Diese Kriterien erscheinen logisch, definieren sie doch moderne Software-Architekturen mit einem „sauberen“, universalen Code. Gute Software-Applikationen sollen alle Funktionen für alle zur Verfügung stellen. Die Praxis sieht aber anders aus. Häufig ist der Code nicht barrierefrei. Screenreader, die beispielsweise eine Oberfläche über Sprache ausgeben, erhalten keinen Zugang zu den Informationen oder noch schlimmer: Informationen werden fehler- oder lückenhaft ausgelesen.
Das ist zum Beispiel bei Web-Browsern der Fall, die in Thin-Client-Architekturen häufig als Benutzeroberfläche für Applikationen verwendet werden. So lässt sich zum Beispiel die Baumnavigation mit den gängigen Web-Browsern gut visuell darstellen, sie kann aber mithilfe eines Screenreaders manchmal nicht fehlerfrei ausgelesen werden. Genau das darf bei barrierefreien Anwendungsszenarien nicht passieren. Ein Blinder muss sich auf das verlassen, was er hört.
Bei der Anschaffung von Software sollte man auf einen hohen Barrierefreiheitsgrad achten. Wie so häufig steckt hier der Teufel im Detail, soll heißen: in der Code-Ebene.
Essenzielle Funktionen versus Nice-to-have
Auch in puncto Benutzeroberfläche machen sich die Hersteller nicht immer Gedanken, ob Funktionen in ihrer Software für eingeschränkte Menschen gut oder überhaupt bedienbar sind. Moderne Software ist, analog zum Trend im Netz, sehr visuell. Applikationen arbeiten mit Bildern wie Tortengrafiken oder Kartenausschnitten, farblichen Elementen wie Ausgrauungen oder Rot-Grün-Gegensätzen, schwebenden Menüs, animierten Elementen wie Blink-Effekten oder Timern, Drag and Drop oder Overlays.
All diese Elemente sind häufig nicht, wie Tabellen, logisch, sequenziell oder hierarchisch angeordnet. Assistive Technologien wie Screenreader können mit solchen Benutzeroberflächen nur schwierig umgehen.
Bei Business-Software gilt daher: Weniger ist mehr. Zugunsten der Nutzerfreundlichkeit sollte mit bunten Bedienelementen sparsam umgegangen werden.

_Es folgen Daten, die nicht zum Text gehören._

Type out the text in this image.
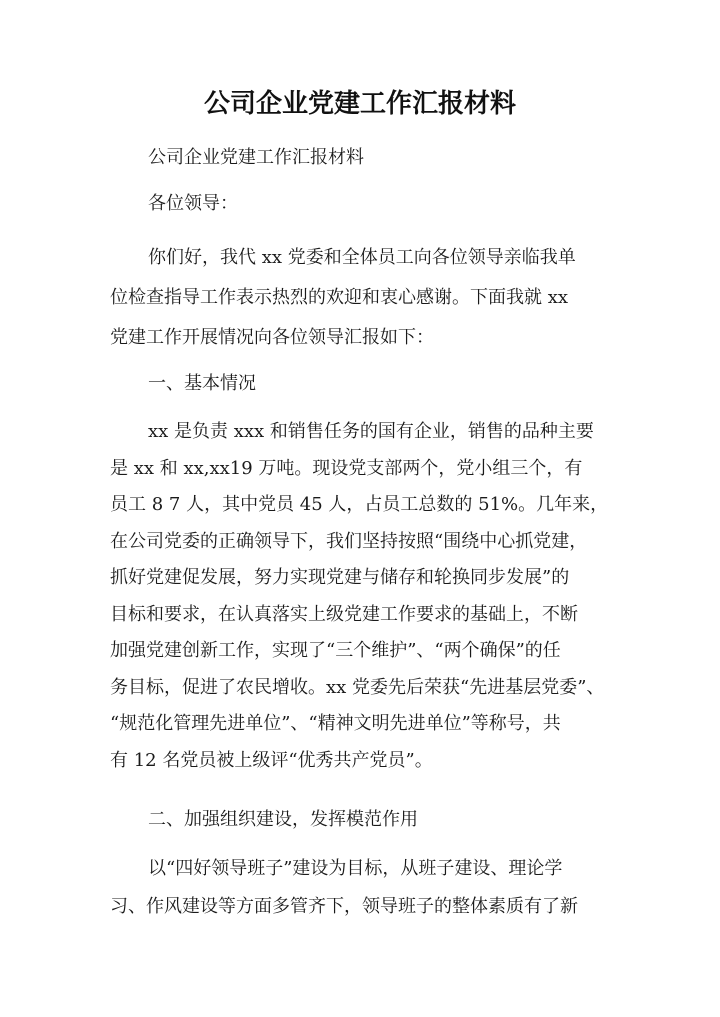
公司企业党建工作汇报材料
公司企业党建工作汇报材料
各位领导：
你们好，我代 xx 党委和全体员工向各位领导亲临我单
位检查指导工作表示热烈的欢迎和衷心感谢。下面我就 xx
党建工作开展情况向各位领导汇报如下：
一、基本情况
xx 是负责 xxx 和销售任务的国有企业，销售的品种主要
是 xx 和 xx,xx19 万吨。现设党支部两个，党小组三个，有
员工 8 7 人，其中党员 45 人，占员工总数的 51%。几年来，
在公司党委的正确领导下，我们坚持按照“围绕中心抓党建，
抓好党建促发展，努力实现党建与储存和轮换同步发展”的
目标和要求，在认真落实上级党建工作要求的基础上，不断
加强党建创新工作，实现了“三个维护”、“两个确保”的任
务目标，促进了农民增收。xx 党委先后荣获“先进基层党委”、
“规范化管理先进单位”、“精神文明先进单位”等称号，共
有 12 名党员被上级评“优秀共产党员”。
二、加强组织建设，发挥模范作用
以“四好领导班子”建设为目标，从班子建设、理论学
习、作风建设等方面多管齐下，领导班子的整体素质有了新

Eine einfach zu erschließende, klar strukturierte Benutzeroberfläche, auch wenn sie anfangs langweilig erscheint, ist mit hoher Wahrscheinlichkeit barrierefrei – und letzten Endes auch für andere Nutzer ohne Einschränkungen meist effektiver zu bedienen.
Grundlage schaffen
In vielen unserer Projekte für barrierefreie Software-Anwendungen stoßen wir auf nur sehr wenige Vorgaben im Anforderungskatalog. Das ist einerseits der häufig noch fehlenden Erfahrung mit Barrierefrei-Implementierungen geschuldet, andererseits fehlt es an Wissen in der technologischen Tiefe. Die Fragen lauten: Was muss umgesetzt werden? Was kann umgesetzt werden? Und wie?

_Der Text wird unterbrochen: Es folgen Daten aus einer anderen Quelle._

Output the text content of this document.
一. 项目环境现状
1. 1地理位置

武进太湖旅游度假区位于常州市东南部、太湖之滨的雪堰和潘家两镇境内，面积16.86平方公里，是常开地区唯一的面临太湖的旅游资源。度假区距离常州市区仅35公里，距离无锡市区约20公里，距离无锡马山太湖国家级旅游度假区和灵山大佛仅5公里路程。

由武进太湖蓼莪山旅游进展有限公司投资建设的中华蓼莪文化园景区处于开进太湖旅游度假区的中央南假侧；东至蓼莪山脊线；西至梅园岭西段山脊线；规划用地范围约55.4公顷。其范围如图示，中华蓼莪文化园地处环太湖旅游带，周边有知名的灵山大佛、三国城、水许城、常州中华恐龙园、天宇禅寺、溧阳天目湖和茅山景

Zum Beispiel Callcenter: Der Prozess ‚Anruf – Annahme – Bearbeitung – Auflegen – Nachbearbeitung‘ soll für blinde Mitarbeiter und Mitarbeiter mit motorischen Einschränkungen barrierefrei gestaltet werden.

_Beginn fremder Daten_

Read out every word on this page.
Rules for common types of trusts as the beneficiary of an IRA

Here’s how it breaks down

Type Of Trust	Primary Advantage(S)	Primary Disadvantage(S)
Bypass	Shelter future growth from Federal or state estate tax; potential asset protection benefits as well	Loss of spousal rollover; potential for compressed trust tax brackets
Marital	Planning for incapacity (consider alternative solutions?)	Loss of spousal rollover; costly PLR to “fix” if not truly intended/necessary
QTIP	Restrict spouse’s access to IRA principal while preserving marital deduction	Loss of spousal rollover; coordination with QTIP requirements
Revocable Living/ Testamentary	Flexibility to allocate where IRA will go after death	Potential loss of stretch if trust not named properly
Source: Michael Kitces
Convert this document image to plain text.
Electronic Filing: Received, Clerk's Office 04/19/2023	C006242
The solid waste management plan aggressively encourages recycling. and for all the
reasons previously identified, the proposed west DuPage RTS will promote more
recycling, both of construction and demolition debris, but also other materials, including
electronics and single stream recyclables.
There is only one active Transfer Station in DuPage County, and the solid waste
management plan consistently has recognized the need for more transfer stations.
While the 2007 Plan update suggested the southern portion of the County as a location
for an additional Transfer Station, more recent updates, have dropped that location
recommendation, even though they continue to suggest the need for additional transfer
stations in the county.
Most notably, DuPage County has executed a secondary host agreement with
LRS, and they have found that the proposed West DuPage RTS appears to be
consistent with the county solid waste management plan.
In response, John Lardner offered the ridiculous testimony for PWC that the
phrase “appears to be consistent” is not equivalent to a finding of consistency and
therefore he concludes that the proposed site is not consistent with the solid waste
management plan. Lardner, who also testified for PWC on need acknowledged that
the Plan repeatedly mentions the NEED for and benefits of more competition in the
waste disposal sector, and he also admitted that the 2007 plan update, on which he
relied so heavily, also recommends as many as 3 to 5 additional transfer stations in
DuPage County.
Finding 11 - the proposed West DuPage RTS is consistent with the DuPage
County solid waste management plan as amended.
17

Für die blinden Nutzer muss die komplette Mausbedienung in Shortcuts, Tabulatorsteuerung und Ein- und Ausgabe auf die Braille-Tastatur übertragen werden. Eine Alternative zur Maussteuerung hilft auch motorisch eingeschränkten Anwendern, weil sie mit Tabulatoren und Shortcuts oft schneller sind als mit der Maus. Für eingeschränkt Sehende braucht es außerdem Möglichkeiten zur extremen Vergrößerung und starke Kontraste. Ausgrauungen oder farbliche Elemente wie Buttons und Unterlegungen müssen ausgeschaltet werden.
Dann gilt es zu überlegen, wie der Prozess und Teilprozesse abgebildet werden. Wie soll beispielsweise der Blinde über einen ankommenden Anruf benachrichtigt werden und wie nimmt er ihn an? Wie dokumentieren motorisch eingeschränkte Nutzer, die nur sehr langsam oder eingeschränkt tippen können, Geschäftsvorfälle? Wie werden zusätzliche Dokumente wie Gesprächsleitfäden zugänglich gemacht?
Zum Schluss müssen die „übersetzten“ Funktionen in Skillsets, Anwenderprofile, die bestimmte Fähigkeiten und Fachwissen voraussetzen, hinterlegt werden.
Gemischte Teams aus IT-Leuten, Entwicklern, Fachverantwortlichen und Anwendern haben sich bei der Entwicklung von Business-Applikationen bewährt. Auch in Barrierefrei-Projekten kann es sehr sinnvoll sein, die eigentlichen Nutzer, eingeschränkt und nicht, in den Entwicklungsprozess einzubeziehen. Gerade behinderte Benutzer wissen sehr gut, wie man Herausforderungen im Alltag löst und können bei der „Übersetzung“ von Funktionen und Teilprozessen sicher viele nützliche Ideen einbringen. Auch in der Testphase sollten Sie die User konsequent einbeziehen.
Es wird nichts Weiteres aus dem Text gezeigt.